Can't this just be rolled up into the idea that most of the time, if not 100% of the time, any new hire in an IT position is going to need time to adjust and learn the architecture and systems in use and get some initial training?
I think the quality of an IT person is not that they studied everything under the sun and thus understand and know all systems everywhere, all hardware, all software, all network designs, all system management methods, techniques, and tools.
The quality is that an IT person is a nerd, and they like this stuff, and learning it comes relatively naturally and relatively quickly.
I've tried for 6 years to get people to understand that when one website doesn't work, they shouldn't run around the office saying "the Internet is down!" But they don't get it.
An IT person just "gets it". They have some kind of basic understanding of how tech works. Their brains don't go into shock with cognitive dissonance at the idea that left clicks and right clicks are two different things, and when to use them.
I guess I'm just saying, it's one thing to demand a specific list of skills or experience with specific hardware or software; but on the other hand, most good IT people could learn a simple piece of software in an afternoon.
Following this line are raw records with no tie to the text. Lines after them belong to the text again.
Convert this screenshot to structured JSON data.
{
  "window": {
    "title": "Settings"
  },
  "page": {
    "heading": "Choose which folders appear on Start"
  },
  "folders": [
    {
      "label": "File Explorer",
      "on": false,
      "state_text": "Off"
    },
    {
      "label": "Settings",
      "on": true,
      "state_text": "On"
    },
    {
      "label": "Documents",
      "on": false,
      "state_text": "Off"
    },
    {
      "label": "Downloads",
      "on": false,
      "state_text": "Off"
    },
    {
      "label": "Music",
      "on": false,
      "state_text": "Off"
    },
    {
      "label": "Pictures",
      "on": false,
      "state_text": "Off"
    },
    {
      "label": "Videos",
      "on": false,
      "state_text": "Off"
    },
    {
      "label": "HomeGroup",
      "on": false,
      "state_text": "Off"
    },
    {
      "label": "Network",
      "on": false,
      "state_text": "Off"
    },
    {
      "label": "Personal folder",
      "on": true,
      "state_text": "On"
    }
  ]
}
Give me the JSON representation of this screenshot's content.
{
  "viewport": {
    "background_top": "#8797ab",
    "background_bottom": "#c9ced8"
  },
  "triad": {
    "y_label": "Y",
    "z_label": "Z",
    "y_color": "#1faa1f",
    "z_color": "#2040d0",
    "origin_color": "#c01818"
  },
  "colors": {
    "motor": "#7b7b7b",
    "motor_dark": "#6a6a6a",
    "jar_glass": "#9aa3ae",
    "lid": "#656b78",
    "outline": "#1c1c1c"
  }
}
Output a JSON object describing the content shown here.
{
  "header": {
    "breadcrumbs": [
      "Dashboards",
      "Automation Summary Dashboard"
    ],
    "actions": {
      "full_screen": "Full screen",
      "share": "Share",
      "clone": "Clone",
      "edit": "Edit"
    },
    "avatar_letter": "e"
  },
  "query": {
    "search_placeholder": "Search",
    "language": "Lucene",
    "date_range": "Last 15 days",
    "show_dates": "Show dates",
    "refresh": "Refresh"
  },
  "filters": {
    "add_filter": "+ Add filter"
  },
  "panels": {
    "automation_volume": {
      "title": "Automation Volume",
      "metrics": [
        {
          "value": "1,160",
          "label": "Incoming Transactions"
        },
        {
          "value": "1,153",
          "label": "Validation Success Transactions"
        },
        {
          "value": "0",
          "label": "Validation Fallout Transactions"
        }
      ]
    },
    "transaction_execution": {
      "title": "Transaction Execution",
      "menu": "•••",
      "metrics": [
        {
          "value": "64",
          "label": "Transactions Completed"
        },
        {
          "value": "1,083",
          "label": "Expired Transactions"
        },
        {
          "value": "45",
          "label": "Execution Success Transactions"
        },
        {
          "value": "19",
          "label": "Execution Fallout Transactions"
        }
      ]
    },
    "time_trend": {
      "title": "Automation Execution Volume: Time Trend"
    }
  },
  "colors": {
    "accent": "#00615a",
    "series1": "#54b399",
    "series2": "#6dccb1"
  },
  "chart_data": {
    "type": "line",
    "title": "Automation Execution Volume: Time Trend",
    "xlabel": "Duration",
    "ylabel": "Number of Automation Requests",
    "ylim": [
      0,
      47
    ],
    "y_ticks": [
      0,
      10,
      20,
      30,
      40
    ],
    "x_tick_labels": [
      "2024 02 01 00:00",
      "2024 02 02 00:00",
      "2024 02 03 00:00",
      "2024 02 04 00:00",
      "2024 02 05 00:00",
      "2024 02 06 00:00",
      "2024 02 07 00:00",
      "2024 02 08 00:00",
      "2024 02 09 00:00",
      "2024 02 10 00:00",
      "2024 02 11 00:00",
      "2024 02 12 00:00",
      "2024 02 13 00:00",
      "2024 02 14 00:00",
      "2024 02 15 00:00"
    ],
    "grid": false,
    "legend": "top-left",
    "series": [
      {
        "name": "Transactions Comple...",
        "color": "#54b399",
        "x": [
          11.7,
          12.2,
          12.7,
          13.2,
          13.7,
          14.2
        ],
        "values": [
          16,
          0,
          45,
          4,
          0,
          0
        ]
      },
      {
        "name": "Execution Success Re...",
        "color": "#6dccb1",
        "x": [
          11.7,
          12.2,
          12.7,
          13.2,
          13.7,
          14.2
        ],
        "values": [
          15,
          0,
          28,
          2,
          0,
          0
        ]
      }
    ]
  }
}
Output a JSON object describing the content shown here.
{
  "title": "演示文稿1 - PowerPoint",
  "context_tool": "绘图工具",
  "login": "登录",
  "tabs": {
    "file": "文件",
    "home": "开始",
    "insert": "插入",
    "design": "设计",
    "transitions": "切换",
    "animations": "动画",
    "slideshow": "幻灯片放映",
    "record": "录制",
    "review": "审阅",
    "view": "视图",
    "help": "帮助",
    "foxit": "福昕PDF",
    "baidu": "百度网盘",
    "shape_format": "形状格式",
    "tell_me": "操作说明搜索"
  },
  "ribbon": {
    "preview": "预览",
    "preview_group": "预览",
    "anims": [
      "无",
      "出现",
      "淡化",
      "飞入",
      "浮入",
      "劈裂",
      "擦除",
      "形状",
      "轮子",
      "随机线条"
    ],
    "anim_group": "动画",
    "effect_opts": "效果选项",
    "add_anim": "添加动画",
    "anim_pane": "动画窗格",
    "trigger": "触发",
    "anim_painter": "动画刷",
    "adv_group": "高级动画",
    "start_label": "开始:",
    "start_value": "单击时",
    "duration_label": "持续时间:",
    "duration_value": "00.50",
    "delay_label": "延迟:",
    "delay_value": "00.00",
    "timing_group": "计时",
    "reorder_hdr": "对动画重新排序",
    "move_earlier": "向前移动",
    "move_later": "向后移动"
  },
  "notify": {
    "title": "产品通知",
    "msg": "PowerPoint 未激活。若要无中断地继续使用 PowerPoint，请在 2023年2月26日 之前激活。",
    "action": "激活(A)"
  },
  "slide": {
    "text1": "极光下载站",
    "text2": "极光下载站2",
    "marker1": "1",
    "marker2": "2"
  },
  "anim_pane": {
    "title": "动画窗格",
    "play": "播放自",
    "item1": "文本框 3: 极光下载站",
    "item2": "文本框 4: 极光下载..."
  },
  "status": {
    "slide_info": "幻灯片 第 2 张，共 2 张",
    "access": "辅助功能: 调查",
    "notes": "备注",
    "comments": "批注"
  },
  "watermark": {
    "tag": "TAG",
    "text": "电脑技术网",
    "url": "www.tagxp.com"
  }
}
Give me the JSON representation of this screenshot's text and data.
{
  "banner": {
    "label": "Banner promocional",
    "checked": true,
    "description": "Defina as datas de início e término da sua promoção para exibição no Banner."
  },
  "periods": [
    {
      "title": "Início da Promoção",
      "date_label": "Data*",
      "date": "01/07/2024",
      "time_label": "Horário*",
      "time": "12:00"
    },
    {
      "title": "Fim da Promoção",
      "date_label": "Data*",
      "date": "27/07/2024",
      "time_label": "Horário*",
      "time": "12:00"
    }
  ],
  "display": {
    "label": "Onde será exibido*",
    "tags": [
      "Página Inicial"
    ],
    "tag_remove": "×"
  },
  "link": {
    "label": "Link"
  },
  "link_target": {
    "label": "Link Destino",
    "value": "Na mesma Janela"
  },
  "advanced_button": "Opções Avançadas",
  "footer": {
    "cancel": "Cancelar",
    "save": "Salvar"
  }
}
Or the configuration of a simple piece of hardware in a week. Or if worse comes to worse, a more complex software or hardware in a matter of weeks or a few months.
In this light, it's better to find a person who has some level of nerdy intuition, who just loves technology, who can understand concepts quickly and can learn, rather than only looking for a person who already knows precisely your entire technology stack. Unless that is what the company absolutely needs.
I know it's not that simple, but it's not like a chef and a dancer. It's like, an Asian chef who has to learn Italian cuisine. Lots of learning, lots of new stuff, but they "get it", they "know food", so it won't be that bad of a learning experience.